I asked my professor for help and he gave me this hint:
df$newcol <- rep(1, 1000) will add a new column to the df data frame called newcol and will have 1 replicated 1000 times
Try to add a concentration column called conc with 0, 0.5, 1, 2, 4, NA replicated as many times as you need for the entire column.
Here is the summary of A.Data$col, in case you might find it useful...
> summary (A.Data$col)
1 2 3 4 5 6 7 8 9 10 11 12 NA's
1128 703 538 256 156 30 2101 1039 741 294 73 60 11
Thank you!
Not tested, but this may work
map_column <- rep(c(0, 0.5, 1, 2, 4, NA),2)

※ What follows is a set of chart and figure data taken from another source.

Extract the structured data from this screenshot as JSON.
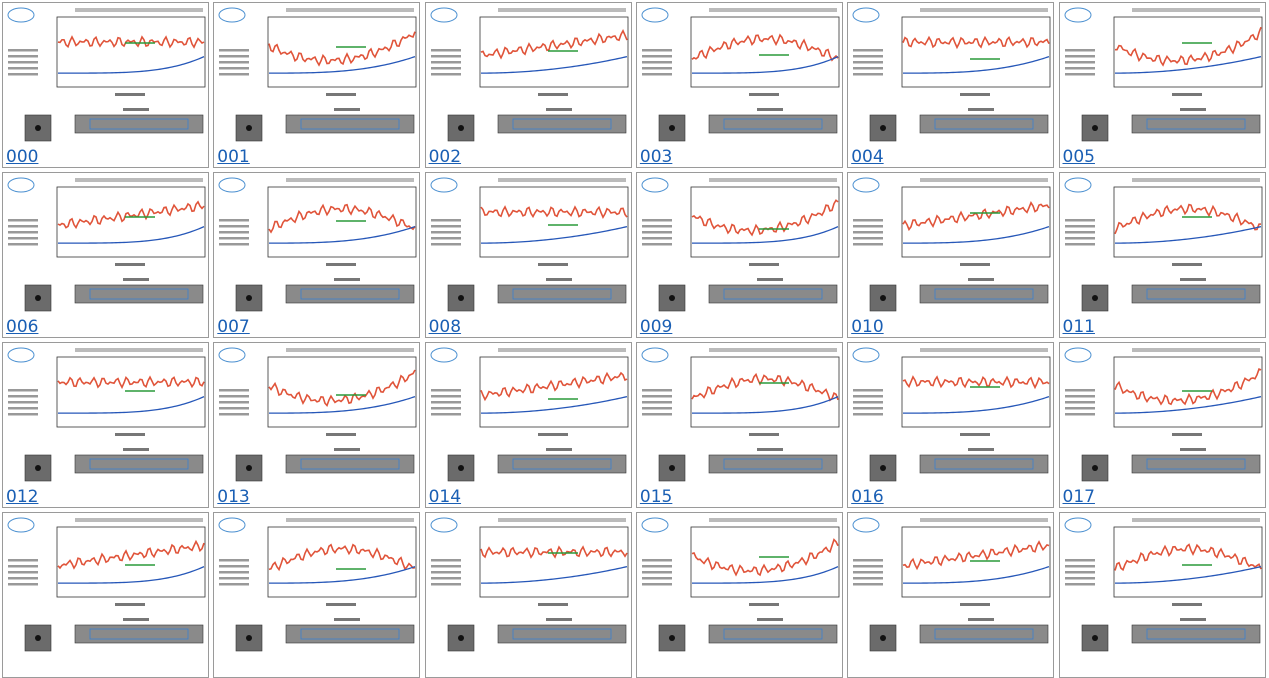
{
  "links": [
    "000",
    "001",
    "002",
    "003",
    "004",
    "005",
    "006",
    "007",
    "008",
    "009",
    "010",
    "011",
    "012",
    "013",
    "014",
    "015",
    "016",
    "017"
  ]
}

df$newcol <- map_column[df$col]
EDIT: The idea behind this code is: map_column, which is a vector of length 12, serves here as a map (in the mathematical sense) between the numbers 1 to 12 and the values in the vector. For instance,
map_column[[1]]
returns the first element of the vector (0), and
map_column[[9]]
returns the 9th element of the vector (1), and so on. Now R vectors have the capability to process several inputs at once, so that
map_column[c(1,9)]
returns the corresponding elements (c(0,1)) at these positions in one go. Note that it is important to use a single square bracket [ instead of [[ here.
This works.
convert <- function(number){
if(number == 1 | number == 7){return(0)}
if(number == 2 | number == 8){return(.5)}
if(number == 3 | number == 9){return(1)}
if(number == 4 | number == 10){return(2)}
if(number == 5 | number == 11){return(4)}
if(number == 6 | number == 12){return(NA)}
}
A.Data$newcol <- do.call(rbind, lapply(A.Data$col, convert))
Use merge.
augment <- data.frame(col=1:12,conc=rep(c(0, 0.5, 1, 2, 4, NA),2))
A.Data <-merge(A.Data,augment,by="col",sort=F)
A.Data
# col plate row TOF EXT green red yellow conc
# 1 12 1 A 20 21 2 0 0 NA
# 2 12 1 C 20 17 0 1 0 NA
# 3 11 1 C 20 17 0 0 1 4
# 4 10 1 A 20 16 1 1 3 2
# 5 10 1 A 20 16 0 0 0 2
# 6 10 1 A 20 15 0 0 0 2
This creates an an augment dataframe with 2 columns, col corresponding to col in A.Data, and conc with the augment. Then merge that with A.Data based on col.
Here's a very different approach based on mathematical and logical operations:
x <- c(1:12, NA) # an example vector including all possible values
floor(2 ^ (z <- x %% 6 - 2)) / 2 * (z + 2 | NA)
The result:
[1] 0.0 0.5 1.0 2.0 4.0 NA 0.0 0.5 1.0 2.0 4.0 NA NA
(I fear that this solution may appear like obfuscation.)